In the present study, all patients with in-hospital (early) PTS were administered antiepileptic drugs; however, only 2 of 5 patients with out-of-hospital (late) PTS were treated with anticonvulsants. Current guidelines for human patients recommend intervention for early PTS with antiepileptic drugs for at least 1 week.9,17 However, no consensus currently exists among human neurologists regarding PTS prophylaxis.17–19 A recent review of both observational and prospective studies examining the usefulness of prophylactic antiepileptic drugs in humans described only mixed benefits.19 Management strategies for PTS in dogs have yet to be critically evaluated, and future studies examining specific antiepileptic drug protocols for TBI and PTS are needed. In the absence of these studies, current guidelines recommend the use of diazepam for active seizure control and phenobarbital for further seizure prevention.20

There are several limitations to the present study. First, the retrospective nature of this study prevented us from obtaining a complete, standardized neurologic evaluation or using the modified Glasgow Coma Scale to categorize our patients.

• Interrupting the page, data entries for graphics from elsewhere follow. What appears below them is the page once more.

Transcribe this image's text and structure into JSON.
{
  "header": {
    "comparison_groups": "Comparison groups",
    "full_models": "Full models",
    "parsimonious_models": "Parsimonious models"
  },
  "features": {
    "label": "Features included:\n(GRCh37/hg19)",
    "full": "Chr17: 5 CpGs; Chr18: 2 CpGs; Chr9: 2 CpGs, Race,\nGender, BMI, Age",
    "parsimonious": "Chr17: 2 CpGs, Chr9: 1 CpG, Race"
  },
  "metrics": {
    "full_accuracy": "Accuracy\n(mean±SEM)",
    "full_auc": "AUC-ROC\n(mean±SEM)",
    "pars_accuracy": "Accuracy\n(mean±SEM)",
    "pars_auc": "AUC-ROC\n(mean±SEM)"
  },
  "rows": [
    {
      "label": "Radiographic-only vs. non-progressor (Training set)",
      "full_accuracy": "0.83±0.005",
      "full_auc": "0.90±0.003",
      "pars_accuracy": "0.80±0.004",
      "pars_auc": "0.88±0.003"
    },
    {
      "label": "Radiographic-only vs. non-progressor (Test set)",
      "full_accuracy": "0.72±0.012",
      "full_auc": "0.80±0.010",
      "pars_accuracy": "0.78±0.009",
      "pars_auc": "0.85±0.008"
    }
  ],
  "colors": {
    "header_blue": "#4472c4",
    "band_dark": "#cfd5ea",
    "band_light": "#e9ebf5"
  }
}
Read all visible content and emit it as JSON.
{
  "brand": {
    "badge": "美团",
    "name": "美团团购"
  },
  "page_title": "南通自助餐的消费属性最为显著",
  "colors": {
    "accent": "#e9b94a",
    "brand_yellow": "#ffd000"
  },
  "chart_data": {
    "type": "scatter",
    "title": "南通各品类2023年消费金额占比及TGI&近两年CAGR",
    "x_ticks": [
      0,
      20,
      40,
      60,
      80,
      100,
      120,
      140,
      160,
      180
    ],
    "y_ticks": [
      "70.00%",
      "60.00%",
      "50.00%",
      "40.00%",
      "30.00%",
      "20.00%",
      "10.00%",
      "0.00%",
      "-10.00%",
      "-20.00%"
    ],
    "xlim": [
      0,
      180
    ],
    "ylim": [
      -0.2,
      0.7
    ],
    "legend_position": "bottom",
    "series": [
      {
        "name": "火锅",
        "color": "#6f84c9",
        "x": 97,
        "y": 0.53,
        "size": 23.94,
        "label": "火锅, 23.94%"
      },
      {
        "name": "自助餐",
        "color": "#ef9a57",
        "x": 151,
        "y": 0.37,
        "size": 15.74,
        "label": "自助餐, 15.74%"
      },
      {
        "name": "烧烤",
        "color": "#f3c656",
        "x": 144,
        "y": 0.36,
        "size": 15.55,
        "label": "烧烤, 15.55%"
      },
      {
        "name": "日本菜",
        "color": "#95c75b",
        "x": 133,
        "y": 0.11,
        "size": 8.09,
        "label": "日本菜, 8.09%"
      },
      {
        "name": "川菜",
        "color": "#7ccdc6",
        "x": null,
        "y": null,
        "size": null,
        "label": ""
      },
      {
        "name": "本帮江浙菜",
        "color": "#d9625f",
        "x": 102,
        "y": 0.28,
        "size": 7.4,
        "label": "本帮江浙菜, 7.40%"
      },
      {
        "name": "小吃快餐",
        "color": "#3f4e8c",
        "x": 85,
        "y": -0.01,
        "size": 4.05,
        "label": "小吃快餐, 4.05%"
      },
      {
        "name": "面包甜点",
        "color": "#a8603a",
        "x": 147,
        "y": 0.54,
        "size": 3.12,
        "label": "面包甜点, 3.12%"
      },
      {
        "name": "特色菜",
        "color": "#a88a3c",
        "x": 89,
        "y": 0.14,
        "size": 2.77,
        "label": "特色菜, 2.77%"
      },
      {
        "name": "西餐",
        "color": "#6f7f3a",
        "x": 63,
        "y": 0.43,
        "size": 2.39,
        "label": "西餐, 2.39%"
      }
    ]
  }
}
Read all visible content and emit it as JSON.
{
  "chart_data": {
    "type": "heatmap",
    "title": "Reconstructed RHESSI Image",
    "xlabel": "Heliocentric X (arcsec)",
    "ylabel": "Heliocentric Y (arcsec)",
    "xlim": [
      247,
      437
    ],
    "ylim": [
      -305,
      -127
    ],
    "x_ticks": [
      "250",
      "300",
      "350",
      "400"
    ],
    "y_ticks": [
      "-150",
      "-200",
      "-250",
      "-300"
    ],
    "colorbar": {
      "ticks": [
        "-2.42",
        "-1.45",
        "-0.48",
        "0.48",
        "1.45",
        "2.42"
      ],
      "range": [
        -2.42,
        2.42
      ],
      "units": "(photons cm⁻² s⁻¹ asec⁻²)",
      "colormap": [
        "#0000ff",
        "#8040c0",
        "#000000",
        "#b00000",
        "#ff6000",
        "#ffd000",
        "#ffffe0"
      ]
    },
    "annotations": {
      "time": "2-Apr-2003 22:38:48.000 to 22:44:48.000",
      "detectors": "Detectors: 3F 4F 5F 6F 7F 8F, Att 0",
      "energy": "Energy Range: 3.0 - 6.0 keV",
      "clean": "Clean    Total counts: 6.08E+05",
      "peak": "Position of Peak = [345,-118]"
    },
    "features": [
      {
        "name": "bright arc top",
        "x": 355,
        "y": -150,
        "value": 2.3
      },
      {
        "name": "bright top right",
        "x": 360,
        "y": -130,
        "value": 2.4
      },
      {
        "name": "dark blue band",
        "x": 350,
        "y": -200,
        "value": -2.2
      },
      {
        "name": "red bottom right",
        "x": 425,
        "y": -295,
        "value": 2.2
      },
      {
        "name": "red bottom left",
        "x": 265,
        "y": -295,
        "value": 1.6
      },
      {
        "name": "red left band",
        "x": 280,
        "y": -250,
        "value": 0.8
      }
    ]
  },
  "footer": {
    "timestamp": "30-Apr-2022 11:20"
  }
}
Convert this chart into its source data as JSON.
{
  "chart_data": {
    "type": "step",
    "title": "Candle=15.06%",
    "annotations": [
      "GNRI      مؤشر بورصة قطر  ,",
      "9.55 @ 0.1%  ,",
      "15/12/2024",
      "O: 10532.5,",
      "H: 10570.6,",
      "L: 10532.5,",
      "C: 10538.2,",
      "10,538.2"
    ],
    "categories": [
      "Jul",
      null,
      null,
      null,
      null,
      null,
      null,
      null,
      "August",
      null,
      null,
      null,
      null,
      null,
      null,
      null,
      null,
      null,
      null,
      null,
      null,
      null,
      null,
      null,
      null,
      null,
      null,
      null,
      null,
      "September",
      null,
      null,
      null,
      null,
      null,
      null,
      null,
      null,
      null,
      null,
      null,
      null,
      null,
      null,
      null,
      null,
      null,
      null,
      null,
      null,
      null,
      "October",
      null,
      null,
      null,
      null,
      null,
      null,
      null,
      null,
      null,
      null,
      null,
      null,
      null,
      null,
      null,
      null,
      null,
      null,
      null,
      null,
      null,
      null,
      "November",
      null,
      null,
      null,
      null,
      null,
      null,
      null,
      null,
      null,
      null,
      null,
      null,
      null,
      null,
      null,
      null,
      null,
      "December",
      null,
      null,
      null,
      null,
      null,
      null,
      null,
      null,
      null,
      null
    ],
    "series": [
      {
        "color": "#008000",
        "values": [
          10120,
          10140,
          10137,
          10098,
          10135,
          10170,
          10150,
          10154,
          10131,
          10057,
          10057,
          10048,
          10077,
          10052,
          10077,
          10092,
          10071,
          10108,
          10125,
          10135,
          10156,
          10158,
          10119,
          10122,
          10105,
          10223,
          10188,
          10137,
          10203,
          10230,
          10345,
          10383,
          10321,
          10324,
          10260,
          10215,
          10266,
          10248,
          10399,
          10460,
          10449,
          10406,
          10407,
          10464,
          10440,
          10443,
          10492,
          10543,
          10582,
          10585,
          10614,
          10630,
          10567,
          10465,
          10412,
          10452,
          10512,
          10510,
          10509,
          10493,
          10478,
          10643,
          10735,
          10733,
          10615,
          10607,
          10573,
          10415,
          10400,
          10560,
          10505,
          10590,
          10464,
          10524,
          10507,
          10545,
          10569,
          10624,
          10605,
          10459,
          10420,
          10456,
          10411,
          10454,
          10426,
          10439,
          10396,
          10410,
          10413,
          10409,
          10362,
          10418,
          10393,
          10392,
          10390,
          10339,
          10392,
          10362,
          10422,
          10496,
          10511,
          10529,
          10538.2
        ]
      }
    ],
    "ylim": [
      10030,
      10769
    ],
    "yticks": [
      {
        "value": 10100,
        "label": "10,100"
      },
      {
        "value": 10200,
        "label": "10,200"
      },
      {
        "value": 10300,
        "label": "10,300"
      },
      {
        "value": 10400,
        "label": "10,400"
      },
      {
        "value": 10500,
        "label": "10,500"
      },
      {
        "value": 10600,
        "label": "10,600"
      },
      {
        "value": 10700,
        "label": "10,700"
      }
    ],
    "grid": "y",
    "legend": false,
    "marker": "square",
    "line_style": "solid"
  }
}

There was likely some variability in the clinicians' assessment of subjective parameters such as mental status. This may have led to misclassification of the neurologic grade for some patients. Second, we assumed certain physical examination findings to be normal in the absence of reported abnormal signs (skull fractures, jaw fractures, bite wounds, external soft tissue injuries to the head, and limb fractures). Although we believe that this was a reasonable assumption because these abnormalities were likely to be detected on even a cursory physical examination, this may have led to a misclassification of certain patients with head injury or other comorbidities. Finally, we succeeded in contacting owners of only 74 of the 227 discharged patients with head injury, TBI, or both in our follow-up survey, and there was a significant difference in the initial injuries among these groups. On the basis of recent studies21–23 of recruitment and contact rates in telephone surveys, our 33% response rate is in the range of what is typically expected by epidemiologists. However, this response rate may have led to an under- or overrepresentation of the incidence of late PTS.

This study represents the first attempt to characterize the prevalence of PTSs in dogs. Relative to the prevalence of epilepsy in the general canine population at our hospital, dogs with a head injury, TBI, or both may be at increased risk for developing seizures. Further prospective studies are warranted to collect additional data and to determine the optimal long-term management of affected patients.

ABBREVIATIONS

CI

Confidence interval

PTS

Posttraumatic seizures

TBI

Traumatic brain injury

a.

SAS for Windows, version 9.2, SAS Institute Inc, Cary, NC.